Trance is the latest genre-riffic attempt from wunderkind Danny Boyle, the director that came into mainstream acclaim from Slumdog Millionaire but was making great films well before. Stuck in a 90's state of mind, Trance follows Londoners connected in a twisted thread of crime, deception and sex.

An insider heist of a painting at an auction goes purposely wrong and recent amnesiac Simon (James McAvoy) is left holding the 'bag' as furious uber-criminal and club owner Franck (Vincent Cassel) coerces the poor lad into seeing a shrink (Rosario Dawson as Elizabeth) in an attempt to unlock his memory and thus they key to where the damn painting is. This is merely the icing on the brain cake, however, as each character knows far more than they let on and it is not long before already fragile trusts are put to the limit as Simon comes closer to understanding what happened.

Frankly, all of the elements are there for me to dig Trance. Mind altering, trippy madness? Check. Vincent Cassel in hardboiled mode? Check. A heist-based narrative? Check. But the plotting and pacing is so poorly strewn together that all these cool elements collapse in a messy psycho-sexual heap and the film becomes cluttered with sudden and overt twists that are poorly handled. The script is lousy, riddled with nonsensical, illogical and poorly planned out scenes, it has an immature temperament about it. It does not help of course that Boyle has made the film feel quite dated too.

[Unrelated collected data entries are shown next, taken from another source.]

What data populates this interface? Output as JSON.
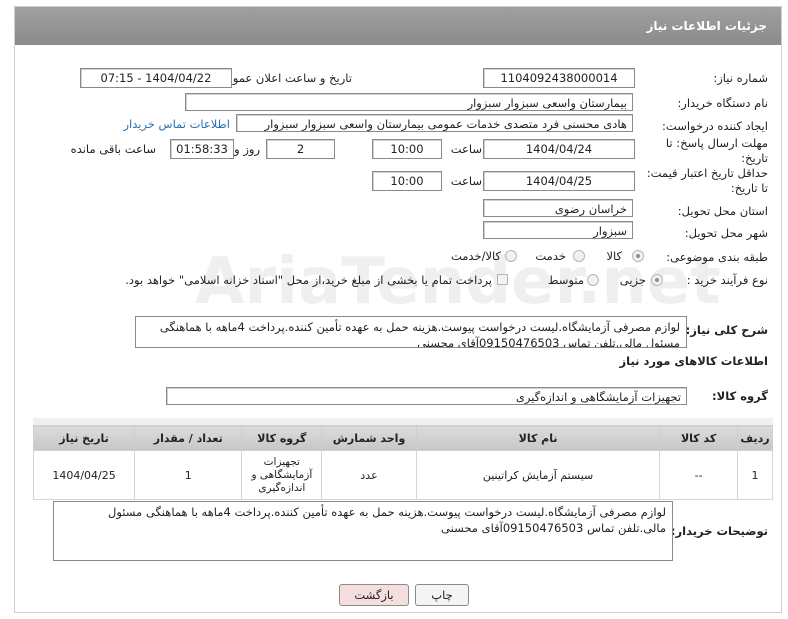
{
  "header": {
    "title": "جزئیات اطلاعات نیاز"
  },
  "form": {
    "need_number_label": "شماره نیاز:",
    "need_number": "1104092438000014",
    "announce_label": "تاریخ و ساعت اعلان عمومی:",
    "announce_value": "1404/04/22 - 07:15",
    "buyer_org_label": "نام دستگاه خریدار:",
    "buyer_org": "بیمارستان واسعی سبزوار سبزوار",
    "creator_label": "ایجاد کننده درخواست:",
    "creator": "هادی محسنی فرد متصدی خدمات عمومی بیمارستان واسعی سبزوار سبزوار",
    "contact_link": "اطلاعات تماس خریدار",
    "deadline_label_1": "مهلت ارسال پاسخ: تا",
    "deadline_label_2": "تاریخ:",
    "deadline_date": "1404/04/24",
    "time_label": "ساعت",
    "deadline_time": "10:00",
    "days_value": "2",
    "days_label": "روز و",
    "remaining_time": "01:58:33",
    "remaining_label": "ساعت باقی مانده",
    "price_label_1": "حداقل تاریخ اعتبار قیمت:",
    "price_label_2": "تا تاریخ:",
    "price_date": "1404/04/25",
    "price_time_label": "ساعت",
    "price_time": "10:00",
    "province_label": "استان محل تحویل:",
    "province": "خراسان رضوی",
    "city_label": "شهر محل تحویل:",
    "city": "سبزوار",
    "category_label": "طبقه بندی موضوعی:",
    "category_options": [
      "کالا",
      "خدمت",
      "کالا/خدمت"
    ],
    "process_label": "نوع فرآیند خرید :",
    "process_options": [
      "جزیی",
      "متوسط"
    ],
    "payment_note": "پرداخت تمام یا بخشی از مبلغ خرید،از محل \"اسناد خزانه اسلامی\" خواهد بود.",
    "description_label": "شرح کلی نیاز:",
    "description": "لوازم مصرفی آزمایشگاه.لیست درخواست پیوست.هزینه حمل به عهده تأمین کننده.پرداخت 4ماهه با هماهنگی مسئول مالی.تلفن تماس 09150476503آقای محسنی"
  },
  "goods": {
    "section_title": "اطلاعات کالاهای مورد نیاز",
    "group_label": "گروه کالا:",
    "group_value": "تجهیزات آزمایشگاهی و اندازه‌گیری",
    "columns": [
      "ردیف",
      "کد کالا",
      "نام کالا",
      "واحد شمارش",
      "گروه کالا",
      "تعداد / مقدار",
      "تاریخ نیاز"
    ],
    "rows": [
      {
        "index": "1",
        "code": "--",
        "name": "سیستم آزمایش کراتینین",
        "unit": "عدد",
        "group": "تجهیزات آزمایشگاهی و اندازه‌گیری",
        "qty": "1",
        "date": "1404/04/25"
      }
    ]
  },
  "buyer_notes": {
    "label": "توضیحات خریدار:",
    "text": "لوازم مصرفی آزمایشگاه.لیست درخواست پیوست.هزینه حمل به عهده تأمین کننده.پرداخت 4ماهه با هماهنگی مسئول مالی.تلفن تماس 09150476503آقای محسنی"
  },
  "buttons": {
    "back": "بازگشت",
    "print": "چاپ"
  },
  "colors": {
    "header": "#909090",
    "link": "#2a6fb0",
    "back_button": "#f7dede",
    "print_button": "#f4f4f4"
  }
}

From some of the effects and locations to the broadly configured characters, there is a feeling of been there, done that and wrong decade.

Essentially the character of Elizabeth is the wrecking ball, bringing the movie crumbling down with her inert presence yet overwhelming control of the narrative. When the twists happen, particularly the ones involving her, they come so thick and fast that you kind of just numbingly accept them. All of the characters do have gaping issues though, and they hamper the film considerably. There is just nobody to really like or root for, you just wind up not caring about what happens, and the mystery of the painting becomes secondary to the strange cat and mouse relationships that develop. The sexual element in Trance is jarring and causes a huge tonal shift. I had trouble realigning with the main story because of it.

Boyle's direction and cinematography is still great, as is the score composed by Underworld's Rick Smith, but standing next to masterworks like Trainspotting it is hard to appreciate Trance as anything other than pedestrian.

Trance is out in cinemas in Australia on April 4.